Syaikh Wahbah az-Zuhaili dalam tafsirnya : at-Tafsir al-Munir, 6/224 menerangkan : “ayat ini bermakna bahwa, tidak ada seorang pun yang lebih adil daripada Allaah SWT, juga tidak ada satu hukum pun yang lebih baik daripada hukum-Nya.”

Maka di dalam Khilafah, pelaksanaan hukuman bagi pelaku kejahatan, merujuk pada Al - Qur’an maupun As Sunnah. Kejahatan (jarimah) di dalam Islam adalah segala hal yang melanggar Syariat Allaah SWT, meninggalkan yang Wajib, dan mengerjakan yang Haram. Islam memiliki sanksi yang tegas dan men-jerakan, berfungsi sebagai Jawabir (penebus dosa) dan Zawajir (pencegah berulangnya kejahatan di tengah masyarakat).

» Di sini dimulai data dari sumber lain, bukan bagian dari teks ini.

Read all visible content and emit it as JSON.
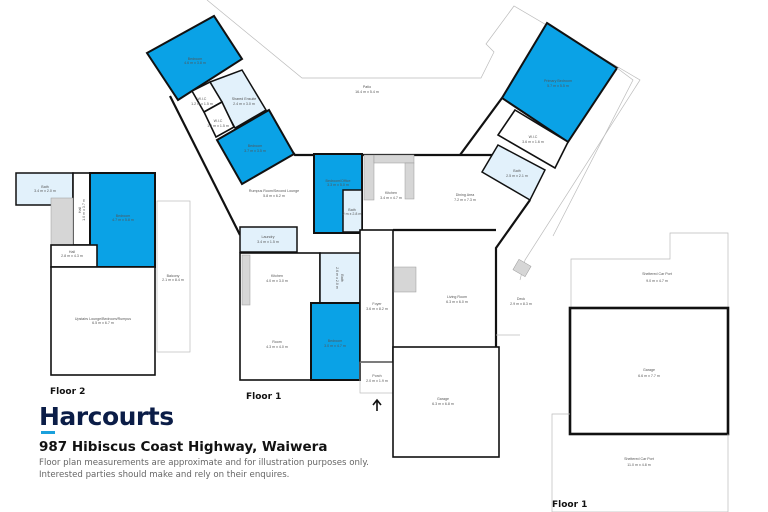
{
  "brand": {
    "name": "Harcourts",
    "accent_color": "#1aa0dc",
    "text_color": "#0b1d47"
  },
  "address": "987 Hibiscus Coast Highway, Waiwera",
  "disclaimer": {
    "line1": "Floor plan measurements are approximate and for illustration purposes only.",
    "line2": "Interested parties should make and rely on their enquires."
  },
  "colors": {
    "bedroom": "#0aa2e6",
    "wet_area": "#e2f1fb",
    "wall": "#111111"
  },
  "floor_labels": {
    "floor2": "Floor 2",
    "floor1_main": "Floor 1",
    "floor1_garage": "Floor 1"
  },
  "rooms": {
    "f2_bath": {
      "name": "Bath",
      "dims": "3.4 m x 2.0 m"
    },
    "f2_hall_v": {
      "name": "Hall",
      "dims": "1.0 m x 3.7 m"
    },
    "f2_bedroom": {
      "name": "Bedroom",
      "dims": "4.7 m x 5.8 m"
    },
    "f2_hall": {
      "name": "Hall",
      "dims": "2.8 m x 4.3 m"
    },
    "f2_balcony": {
      "name": "Balcony",
      "dims": "2.1 m x 8.4 m"
    },
    "f2_lounge": {
      "name": "Upstairs Lounge/Bedroom/Rumpus",
      "dims": "6.5 m x 6.7 m"
    },
    "bedroom_nw": {
      "name": "Bedroom",
      "dims": "4.6 m x 3.8 m"
    },
    "wic_1": {
      "name": "W.I.C",
      "dims": "1.2 m x 1.5 m"
    },
    "wic_2": {
      "name": "W.I.C",
      "dims": "1.2 m x 1.5 m"
    },
    "shared_ensuite": {
      "name": "Shared Ensuite",
      "dims": "2.4 m x 3.0 m"
    },
    "bedroom_w": {
      "name": "Bedroom",
      "dims": "3.7 m x 3.5 m"
    },
    "patio": {
      "name": "Patio",
      "dims": "16.4 m x 5.4 m"
    },
    "rumpus": {
      "name": "Rumpus Room/Second Lounge",
      "dims": "5.8 m x 6.2 m"
    },
    "bedroom_office": {
      "name": "Bedroom/Office",
      "dims": "3.3 m x 5.0 m"
    },
    "bath_small": {
      "name": "Bath",
      "dims": "2 m x 2.8 m"
    },
    "kitchen_main": {
      "name": "Kitchen",
      "dims": "3.4 m x 4.7 m"
    },
    "dining": {
      "name": "Dining Area",
      "dims": "7.2 m x 7.3 m"
    },
    "primary_bedroom": {
      "name": "Primary Bedroom",
      "dims": "5.7 m x 5.5 m"
    },
    "wic_primary": {
      "name": "W.I.C",
      "dims": "3.6 m x 1.6 m"
    },
    "bath_primary": {
      "name": "Bath",
      "dims": "2.5 m x 2.1 m"
    },
    "laundry": {
      "name": "Laundry",
      "dims": "3.4 m x 1.5 m"
    },
    "kitchen_2": {
      "name": "Kitchen",
      "dims": "4.0 m x 3.0 m"
    },
    "bath_flat": {
      "name": "Bath",
      "dims": "2.6 m x 2.0 m"
    },
    "room": {
      "name": "Room",
      "dims": "4.3 m x 4.0 m"
    },
    "bedroom_s": {
      "name": "Bedroom",
      "dims": "3.0 m x 4.7 m"
    },
    "foyer": {
      "name": "Foyer",
      "dims": "3.6 m x 8.2 m"
    },
    "living": {
      "name": "Living Room",
      "dims": "6.3 m x 6.0 m"
    },
    "porch": {
      "name": "Porch",
      "dims": "2.0 m x 1.9 m"
    },
    "garage_1": {
      "name": "Garage",
      "dims": "6.3 m x 6.8 m"
    },
    "deck": {
      "name": "Deck",
      "dims": "2.9 m x 8.3 m"
    },
    "carport_n": {
      "name": "Sheltered Car Port",
      "dims": "9.0 m x 4.7 m"
    },
    "garage_2": {
      "name": "Garage",
      "dims": "6.6 m x 7.7 m"
    },
    "carport_s": {
      "name": "Sheltered Car Port",
      "dims": "11.0 m x 4.8 m"
    }
  }
}
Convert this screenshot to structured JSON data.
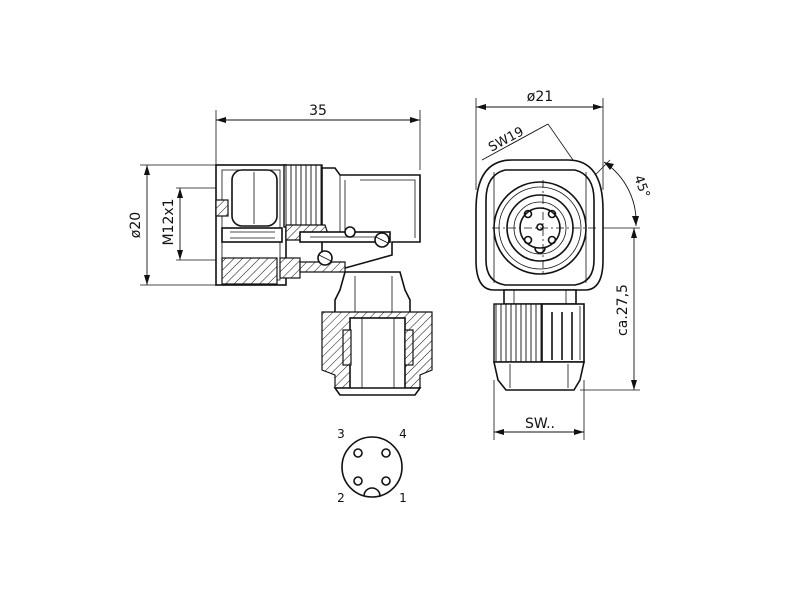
{
  "side_view": {
    "dim_length": "35",
    "dim_diameter": "ø20",
    "dim_thread": "M12x1"
  },
  "front_view": {
    "dim_diameter": "ø21",
    "dim_wrench_nut": "SW19",
    "dim_angle": "45°",
    "dim_height": "ca.27,5",
    "dim_wrench_gland": "SW.."
  },
  "pin_layout": {
    "pin_labels": [
      "3",
      "4",
      "2",
      "1"
    ]
  }
}
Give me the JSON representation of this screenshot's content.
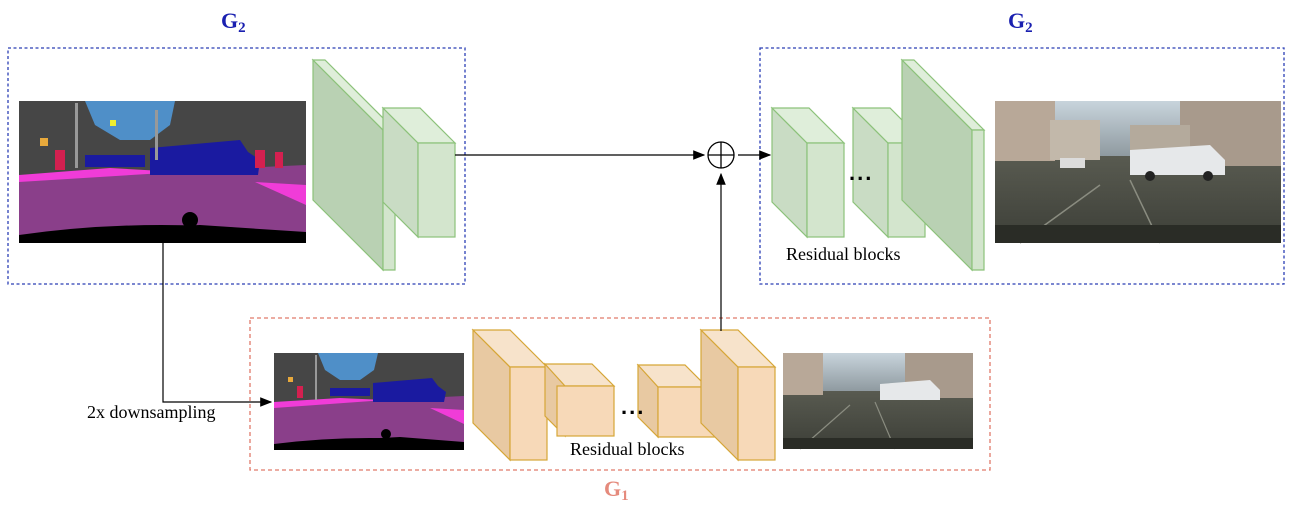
{
  "labels": {
    "g2_left": "G",
    "g2_left_sub": "2",
    "g2_right": "G",
    "g2_right_sub": "2",
    "g1": "G",
    "g1_sub": "1",
    "downsampling": "2x downsampling",
    "residual_top": "Residual blocks",
    "residual_bottom": "Residual blocks",
    "dots_top": "...",
    "dots_bottom": "..."
  },
  "colors": {
    "g2_box": "#2b3fb5",
    "g1_box": "#e07a6a",
    "g2_label": "#1a20b0",
    "g1_label": "#e58a7c",
    "green_block_fill": "#c9dcc4",
    "green_block_edge": "#8cc27a",
    "orange_block_fill": "#f7d9b8",
    "orange_block_edge": "#d6a637"
  },
  "images": {
    "semantic_map_large": "semantic-label-map",
    "semantic_map_small": "semantic-label-map-downsampled",
    "output_photo_large": "street-scene-output",
    "output_photo_small": "street-scene-output-small"
  },
  "operators": {
    "sum": "element-wise-sum"
  }
}
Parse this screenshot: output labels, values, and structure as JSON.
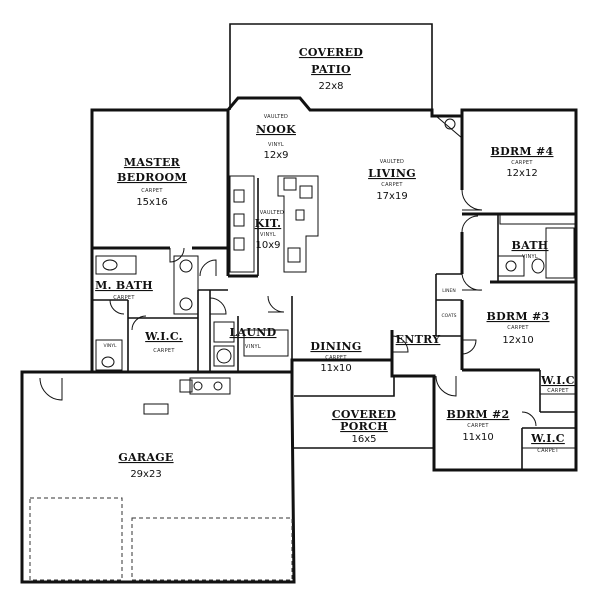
{
  "rooms": {
    "patio": {
      "name_1": "COVERED",
      "name_2": "PATIO",
      "dim": "22x8"
    },
    "nook": {
      "sub": "VAULTED",
      "name": "NOOK",
      "floor": "VINYL",
      "dim": "12x9"
    },
    "living": {
      "sub": "VAULTED",
      "name": "LIVING",
      "floor": "CARPET",
      "dim": "17x19"
    },
    "master": {
      "name_1": "MASTER",
      "name_2": "BEDROOM",
      "floor": "CARPET",
      "dim": "15x16"
    },
    "kit": {
      "sub": "VAULTED",
      "name": "KIT.",
      "floor": "VINYL",
      "dim": "10x9"
    },
    "bdrm4": {
      "name": "BDRM #4",
      "floor": "CARPET",
      "dim": "12x12"
    },
    "bath": {
      "name": "BATH",
      "floor": "VINYL"
    },
    "mbath": {
      "name": "M. BATH",
      "floor": "CARPET"
    },
    "mwic": {
      "name": "W.I.C.",
      "floor": "CARPET"
    },
    "laund": {
      "name": "LAUND",
      "floor": "VINYL"
    },
    "dining": {
      "name": "DINING",
      "floor": "CARPET",
      "dim": "11x10"
    },
    "entry": {
      "name": "ENTRY"
    },
    "bdrm3": {
      "name": "BDRM #3",
      "floor": "CARPET",
      "dim": "12x10"
    },
    "wic3": {
      "name": "W.I.C",
      "floor": "CARPET"
    },
    "bdrm2": {
      "name": "BDRM #2",
      "floor": "CARPET",
      "dim": "11x10"
    },
    "wic2": {
      "name": "W.I.C",
      "floor": "CARPET"
    },
    "porch": {
      "name_1": "COVERED",
      "name_2": "PORCH",
      "dim": "16x5"
    },
    "garage": {
      "name": "GARAGE",
      "dim": "29x23"
    }
  },
  "labels": {
    "coats": "COATS",
    "linen": "LINEN",
    "vinyl": "VINYL"
  }
}
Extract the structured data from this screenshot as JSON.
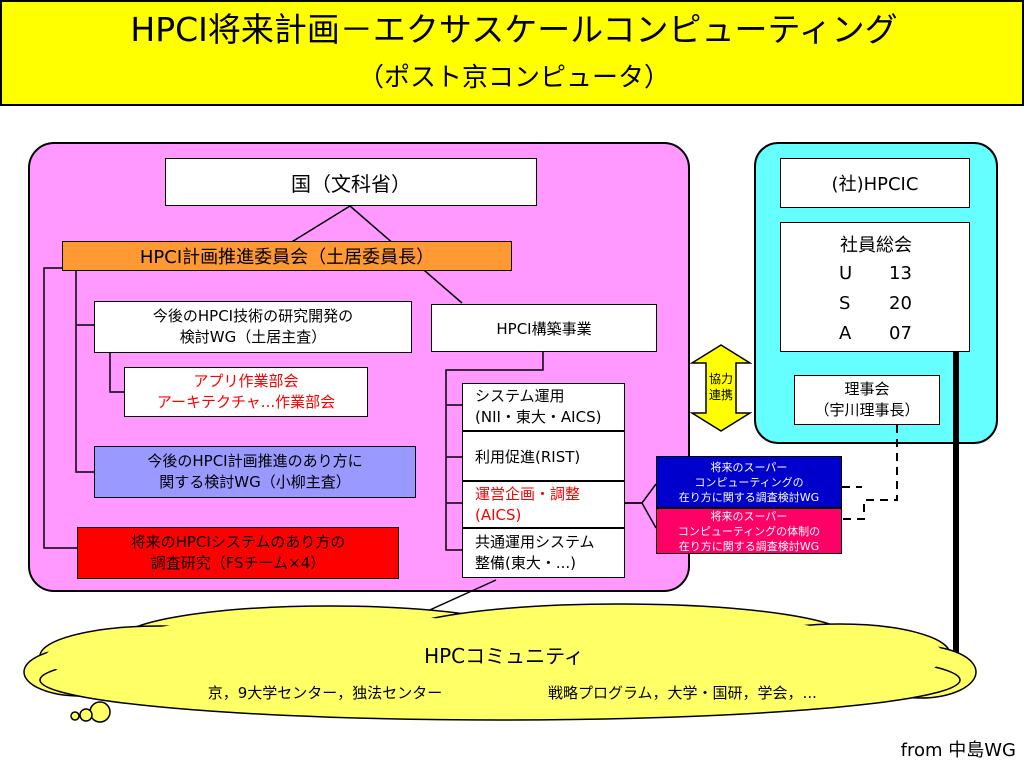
{
  "title": {
    "line1": "HPCI将来計画－エクサスケールコンピューティング",
    "line2": "（ポスト京コンピュータ）"
  },
  "colors": {
    "title_bg": "#ffff00",
    "main_bg": "#ff99ff",
    "hpcic_bg": "#66ffff",
    "committee_bg": "#ff9933",
    "wg_future_bg": "#9999ff",
    "fs_bg": "#ff0000",
    "supercomputer_wg_bg": "#0000cc",
    "system_wg_bg": "#ff0066",
    "cloud_bg": "#ffff66",
    "accent_red": "#ff0000"
  },
  "nodes": {
    "kuni": "国（文科省）",
    "committee": "HPCI計画推進委員会（土居委員長）",
    "wg_tech": "今後のHPCI技術の研究開発の\n検討WG（土居主査）",
    "subgroups": "アプリ作業部会\nアーキテクチャ...作業部会",
    "wg_future": "今後のHPCI計画推進のあり方に\n関する検討WG（小柳主査）",
    "fs": "将来のHPCIシステムのあり方の\n調査研究（FSチーム×4）",
    "build": "HPCI構築事業",
    "sys_ops": "システム運用\n(NII・東大・AICS)",
    "promotion": "利用促進(RIST)",
    "planning": "運営企画・調整\n(AICS)",
    "shared_ops": "共通運用システム\n整備(東大・...)"
  },
  "hpcic": {
    "header": "(社)HPCIC",
    "assembly_label": "社員総会",
    "members": [
      {
        "key": "U",
        "count": "13"
      },
      {
        "key": "S",
        "count": "20"
      },
      {
        "key": "A",
        "count": "07"
      }
    ],
    "board": "理事会\n（宇川理事長）"
  },
  "coop": "協力\n連携",
  "supercomputer_wg": "将来のスーパー\nコンピューティングの\n在り方に関する調査検討WG",
  "system_wg": "将来のスーパー\nコンピューティングの体制の\n在り方に関する調査検討WG",
  "community": {
    "title": "HPCコミュニティ",
    "left": "京，9大学センター，独法センター",
    "right": "戦略プログラム，大学・国研，学会，..."
  },
  "source": "from 中島WG"
}
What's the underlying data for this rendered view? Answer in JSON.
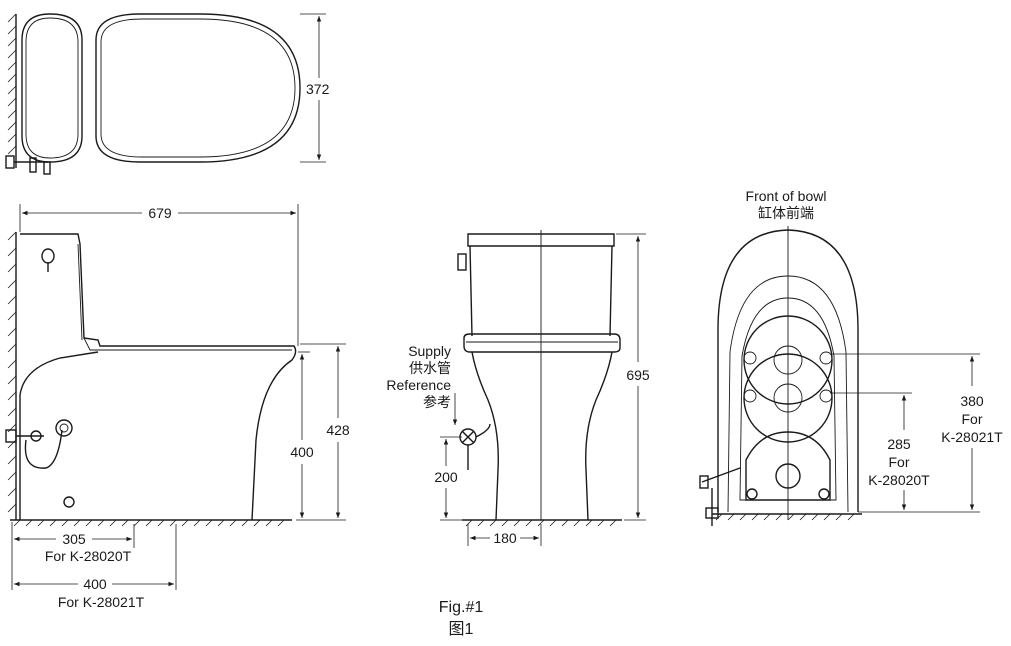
{
  "top_view": {
    "depth_dim": "372"
  },
  "side_view": {
    "length_dim": "679",
    "seat_height_dim": "400",
    "rim_height_dim": "428",
    "rough_in_a_value": "305",
    "rough_in_a_model": "For K-28020T",
    "rough_in_b_value": "400",
    "rough_in_b_model": "For K-28021T"
  },
  "front_view": {
    "supply_label_en": "Supply",
    "supply_label_cn": "供水管",
    "reference_label_en": "Reference",
    "reference_label_cn": "参考",
    "supply_height_dim": "200",
    "supply_offset_dim": "180",
    "total_height_dim": "695"
  },
  "bottom_view": {
    "front_label_en": "Front of bowl",
    "front_label_cn": "缸体前端",
    "dim_a_value": "285",
    "dim_a_for": "For",
    "dim_a_model": "K-28020T",
    "dim_b_value": "380",
    "dim_b_for": "For",
    "dim_b_model": "K-28021T"
  },
  "caption": {
    "en": "Fig.#1",
    "cn": "图1"
  }
}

Dalam kitab Nizham Al – ‘Uqubat karya Abdurrahman Al – Maliki dinyatakan bahwa sanksi pidana islam untuk pelaku pembunuhan sengaja adalah 3 (tiga) dari jenis sanksi pidana syariah, bergantung pada pilihan yang di ambil oleh keluarga korban :

1. Hukuman Mati (Qishash)

2. Kedua, Membayar Diyat (tebusan/uang darah)

3. Ketiga, Memaafkan (al ‘afwu)

Adapun sanksi Perkosaan , bukanlah hanya soal Zina melainkan sampai melakukan pemaksaan, yang perlu di jatuhi sanksi tersendiri. Khilafah menetapkan sanksi Ta’zir kepadanya. Hukuman ta’zir ini dilakukan sebelum penerapan sanksi rajam. Adapun ragam ta’zir dijelaskan dalam kitab Nizhamul Uqubat yaitu ada 15 macam ta’zir diantaranya adalah Dera dan Pengasingan.

Upaya pencegahan kriminalitas juga akan terus dilakukan Khilafah melalui penerapan system islam kaffah dan hadirnya penegak hukum yang amanah dan ber-taqwa kepada Allaah SWT. Hanya Khilafah yang mampu menghadirkan rasa adil bagi ummat manusia.